How high is very high? Well, in a crypto application, one would typically call .isProbablePrime() with an argument somewhere between 128 and 256. Thus, the probability of a non-prime number passing such a test is less than one in 2128 or 2256.

Let's put that in perspective: if you had 10 billion computers, each generating 10 billion probable prime numbers per second (which would mean less than one clock cycle per number on any modern CPU), and the primality of those numbers was tested with .isProbablePrime(128), you would, on average, expect one non-prime number to slip in once in every 100 billion years.

That is, that would be the case, if those 10 billion computers could somehow all run for hundreds of billions of years without experiencing any hardware failures. In practice, though, it's a lot more likely for a random cosmic ray to strike your computer at just the right time and place to flip the return value of .isProbablePrime(128) from false to true, without causing any other detectable effects, than it is for a non-prime number to actually pass the probabilistic primality test at that certainty level.

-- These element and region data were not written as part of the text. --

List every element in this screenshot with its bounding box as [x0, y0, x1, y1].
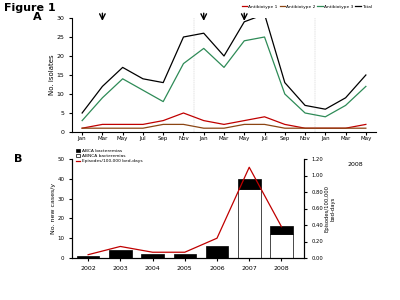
Text: B: B: [14, 154, 22, 164]
Legend: Antibiotype 1, Antibiotype 2, Antibiotype 3, Total: Antibiotype 1, Antibiotype 2, Antibiotyp…: [240, 3, 374, 11]
Bar: [174, 254, 196, 258]
Y-axis label: Episodes/100,000
bed-days: Episodes/100,000 bed-days: [325, 185, 336, 232]
Text: 2006: 2006: [125, 162, 141, 167]
Text: Figure 1: Figure 1: [4, 3, 56, 13]
Bar: [206, 246, 228, 258]
Y-axis label: No. new cases/y: No. new cases/y: [51, 183, 56, 234]
Bar: [270, 226, 293, 234]
Y-axis label: No. isolates: No. isolates: [49, 55, 55, 95]
Bar: [77, 256, 99, 258]
Bar: [141, 254, 164, 258]
Bar: [270, 234, 293, 258]
Bar: [109, 250, 132, 258]
Bar: [238, 179, 260, 189]
Legend: ABCA bacteremias, ABNCA bacteremias, Episodes/100,000 bed-days: ABCA bacteremias, ABNCA bacteremias, Epi…: [74, 147, 144, 165]
Text: 2008: 2008: [348, 162, 364, 167]
Text: A: A: [32, 12, 41, 22]
Text: 2007: 2007: [246, 162, 262, 167]
Bar: [238, 189, 260, 258]
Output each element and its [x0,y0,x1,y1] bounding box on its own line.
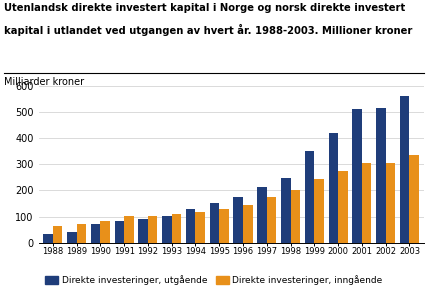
Bar [291,190,300,243]
Bar [400,96,410,243]
Bar [148,216,158,243]
Bar [243,205,253,243]
Bar [338,171,348,243]
Bar [196,212,205,243]
Bar [314,179,324,243]
Bar [329,133,338,243]
Bar [352,109,362,243]
Bar [67,232,77,243]
Bar [376,108,386,243]
Bar [234,197,243,243]
Bar [91,224,100,243]
Bar [362,163,372,243]
Bar [410,155,419,243]
Text: kapital i utlandet ved utgangen av hvert år. 1988-2003. Millioner kroner: kapital i utlandet ved utgangen av hvert… [4,24,413,36]
Bar [267,197,276,243]
Bar [386,163,395,243]
Bar [210,203,219,243]
Bar [172,214,181,243]
Bar [186,209,196,243]
Bar [115,221,124,243]
Bar [257,187,267,243]
Bar [305,151,314,243]
Bar [77,224,86,243]
Text: Utenlandsk direkte investert kapital i Norge og norsk direkte investert: Utenlandsk direkte investert kapital i N… [4,3,405,13]
Bar [281,178,291,243]
Bar [100,221,110,243]
Bar [219,209,229,243]
Bar [138,219,148,243]
Legend: Direkte investeringer, utgående, Direkte investeringer, inngående: Direkte investeringer, utgående, Direkte… [42,271,386,289]
Bar [162,216,172,243]
Bar [53,226,62,243]
Bar [43,234,53,243]
Bar [124,216,134,243]
Text: Milliarder kroner: Milliarder kroner [4,77,84,87]
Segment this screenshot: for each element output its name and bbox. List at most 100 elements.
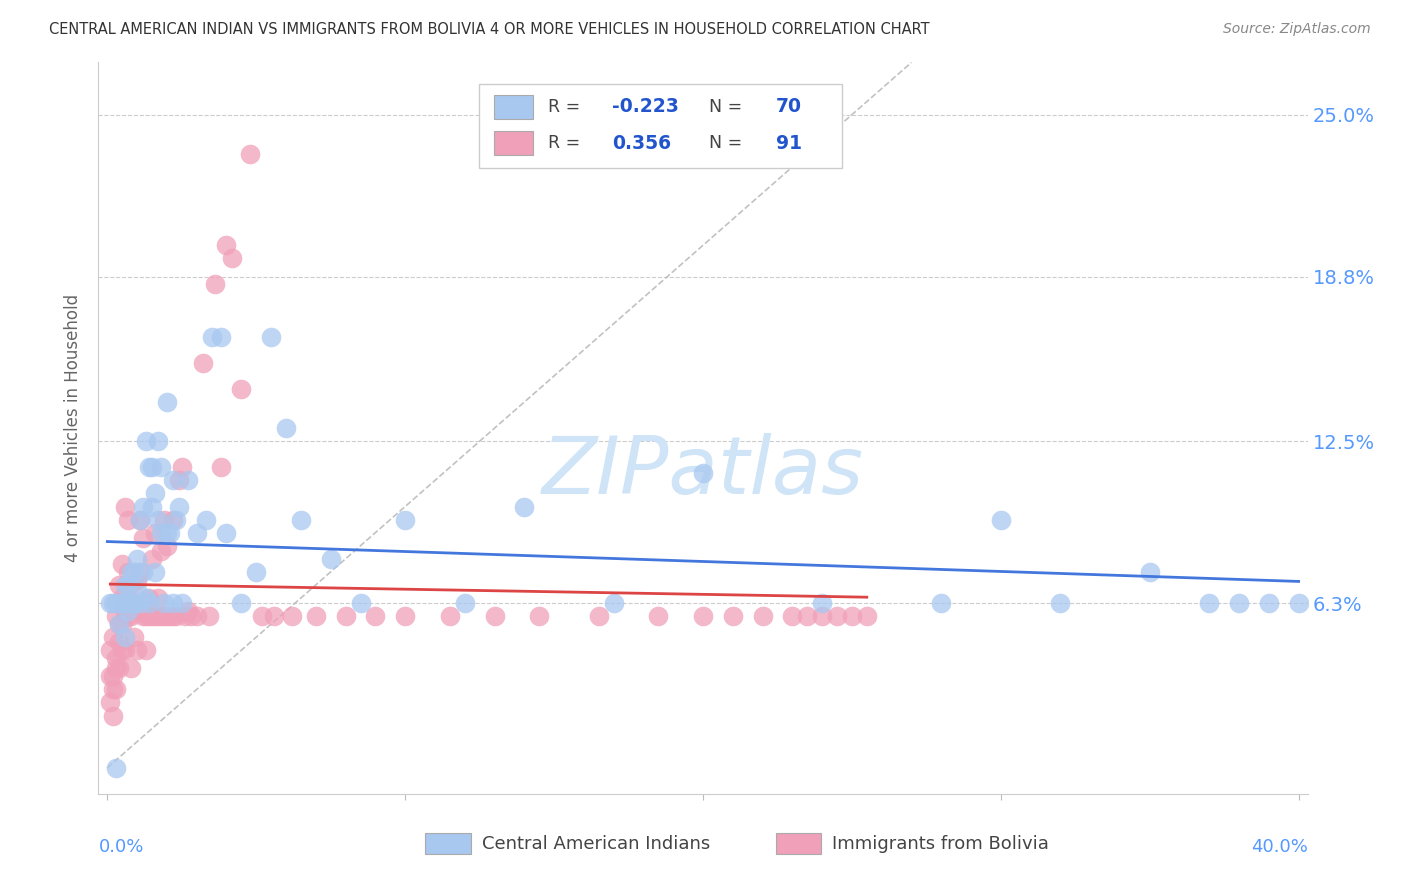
Point bbox=[114, 578, 136, 592]
Point bbox=[105, 596, 128, 610]
Point bbox=[98, 669, 121, 683]
Point bbox=[349, 596, 371, 610]
Point bbox=[111, 591, 134, 605]
Point bbox=[1227, 596, 1250, 610]
Point bbox=[127, 583, 149, 598]
Point bbox=[156, 395, 179, 409]
Point bbox=[103, 708, 125, 723]
Point bbox=[263, 609, 285, 624]
Point bbox=[108, 617, 131, 632]
Point bbox=[177, 604, 200, 618]
Point bbox=[588, 609, 610, 624]
Point bbox=[454, 596, 477, 610]
Point bbox=[98, 696, 121, 710]
Point bbox=[204, 277, 226, 292]
Point bbox=[364, 609, 387, 624]
Text: R =: R = bbox=[548, 135, 581, 153]
Point bbox=[149, 609, 172, 624]
Point bbox=[153, 596, 176, 610]
Point bbox=[111, 596, 134, 610]
Point bbox=[117, 604, 139, 618]
Point bbox=[120, 596, 142, 610]
Point bbox=[245, 565, 267, 579]
Text: Central American Indians: Central American Indians bbox=[482, 835, 710, 853]
Point bbox=[103, 630, 125, 644]
Point bbox=[825, 609, 848, 624]
Y-axis label: 4 or more Vehicles in Household: 4 or more Vehicles in Household bbox=[65, 294, 83, 562]
Point bbox=[484, 609, 506, 624]
Point bbox=[149, 460, 172, 475]
Point bbox=[138, 596, 160, 610]
Point bbox=[1257, 596, 1279, 610]
Point bbox=[135, 643, 157, 657]
Point bbox=[138, 591, 160, 605]
Point bbox=[127, 551, 149, 566]
Point bbox=[120, 609, 142, 624]
Point bbox=[105, 609, 128, 624]
Point bbox=[162, 596, 184, 610]
Point bbox=[156, 525, 179, 540]
Text: 70: 70 bbox=[776, 97, 801, 116]
Point bbox=[159, 525, 181, 540]
Point bbox=[122, 596, 145, 610]
Point bbox=[103, 596, 125, 610]
Point bbox=[180, 609, 202, 624]
Point bbox=[162, 609, 184, 624]
Point bbox=[146, 609, 169, 624]
Point bbox=[156, 539, 179, 553]
Point bbox=[170, 596, 193, 610]
Point bbox=[108, 578, 131, 592]
Point bbox=[141, 609, 163, 624]
Point bbox=[319, 551, 342, 566]
Point bbox=[143, 609, 166, 624]
Point bbox=[143, 565, 166, 579]
Point bbox=[111, 643, 134, 657]
Point bbox=[177, 474, 200, 488]
Point bbox=[602, 596, 624, 610]
Point bbox=[215, 525, 238, 540]
Text: 40.0%: 40.0% bbox=[1251, 838, 1308, 855]
Point bbox=[122, 565, 145, 579]
Point bbox=[111, 596, 134, 610]
Point bbox=[751, 609, 773, 624]
Point bbox=[132, 565, 155, 579]
Point bbox=[692, 609, 714, 624]
Point bbox=[129, 596, 152, 610]
Point bbox=[153, 512, 176, 526]
Point bbox=[796, 609, 818, 624]
Point bbox=[162, 512, 184, 526]
Point bbox=[1139, 565, 1161, 579]
Point bbox=[149, 544, 172, 558]
FancyBboxPatch shape bbox=[776, 833, 821, 854]
Point bbox=[165, 609, 187, 624]
Point bbox=[513, 500, 536, 514]
Point bbox=[149, 525, 172, 540]
Point bbox=[105, 682, 128, 697]
Point bbox=[200, 330, 222, 344]
Point bbox=[146, 591, 169, 605]
Point bbox=[215, 238, 238, 252]
Point bbox=[141, 460, 163, 475]
Point bbox=[120, 578, 142, 592]
Point bbox=[290, 512, 312, 526]
Point bbox=[138, 609, 160, 624]
Point bbox=[127, 643, 149, 657]
Point bbox=[260, 330, 283, 344]
Text: Immigrants from Bolivia: Immigrants from Bolivia bbox=[832, 835, 1049, 853]
Point bbox=[165, 512, 187, 526]
Point bbox=[239, 146, 262, 161]
Point bbox=[153, 609, 176, 624]
Point bbox=[252, 609, 274, 624]
Point bbox=[811, 596, 834, 610]
Point bbox=[98, 596, 121, 610]
Point bbox=[305, 609, 328, 624]
Point bbox=[274, 421, 297, 435]
Point bbox=[156, 609, 179, 624]
Point bbox=[138, 460, 160, 475]
Point bbox=[647, 609, 669, 624]
Point bbox=[439, 609, 461, 624]
Point bbox=[173, 609, 195, 624]
Point bbox=[221, 252, 243, 266]
Point bbox=[132, 531, 155, 545]
Point bbox=[167, 474, 190, 488]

Of course, the same risk of random cosmic rays and other hardware faults also applies to deterministic primality tests like AKS. Thus, in practice, even these tests have a (very small) baseline false positive rate due to random hardware failures (not to mention all other possible sources of errors, such as implementation bugs).

Since it's easy to push the intrinsic false positive rate of the Miller–Rabin primality test used by .isProbablePrime() far below this baseline rate, simply by repeating the test sufficiently many times, and since, even repeated so many times, the Miller–Rabin test is still much faster in practice than the best known deterministic primality tests like AKS, it remains the standard primality test for cryptographic applications.

(Besides, even if you happened to accidentally select a strong pseudoprime as one of the factors of your RSA modulus, it would not generally lead to a catastrophic failure. Typically, such pseudoprimes would be products of two (or rarely more) primes of approximately half the length, which means that you'd end up with a multi-prime RSA key. As long as none of the factors were too small (and if they were, the primality test should've caught them), the RSA algorithm will still work just fine, and the key, although somewhat weaker against certain types of attacks than normal RSA keys of the same length, should still be reasonably secure if you didn't needlessly skimp on the key length.)

Solution 4 - Java

A possible use case is in testing primality of a given number (at test which in itself has many uses). The isProbablePrime algorithm will run much faster than an exact algorithm, so if the number fails isProbablePrime, then one need not go to the expense of running the more expensive algorithm.

Solution 5 - Java

Finding probable primes is an important problem in cryptography. It turns out that a reasonable strategy for finding a probable k-bit prime is to repeatedly select a random k-bit number, and test it for probable primality using a method like isProbablePrime().

For further discussion, see section 4.4.1 of the Handbook of Applied Cryptography.

Also see On generation of probable primes by incremental search by Brandt and Damgård.

Solution 6 - Java

Algorithms such as RSA key generation rely on being able to determine whether a number is prime or not.

However, at the time that the isProbablePrime method was added to the JDK (February 1997), there was no proven way to deterministically decide whether a number was prime in a reasonable amount of time. The best known approach at that time was the Miller-Rabin algorithm - a probabilistic algorithm that would sometimes give false positives (i.e, would report non-primes as primes), but could be tuned to reduce the likelihood of false positives, at the expense of modest increases in runtime.

Since then, algorithms have been discovered that can deterministically decide whether a number is prime reasonably quickly, such as the AKS algorithm that was discovered in August 2002. However, it should be noted that these algorithms are still not as fast as Miller-Rabin.

Perhaps a better question is why no isPrime method has been added to the JDK since 2002.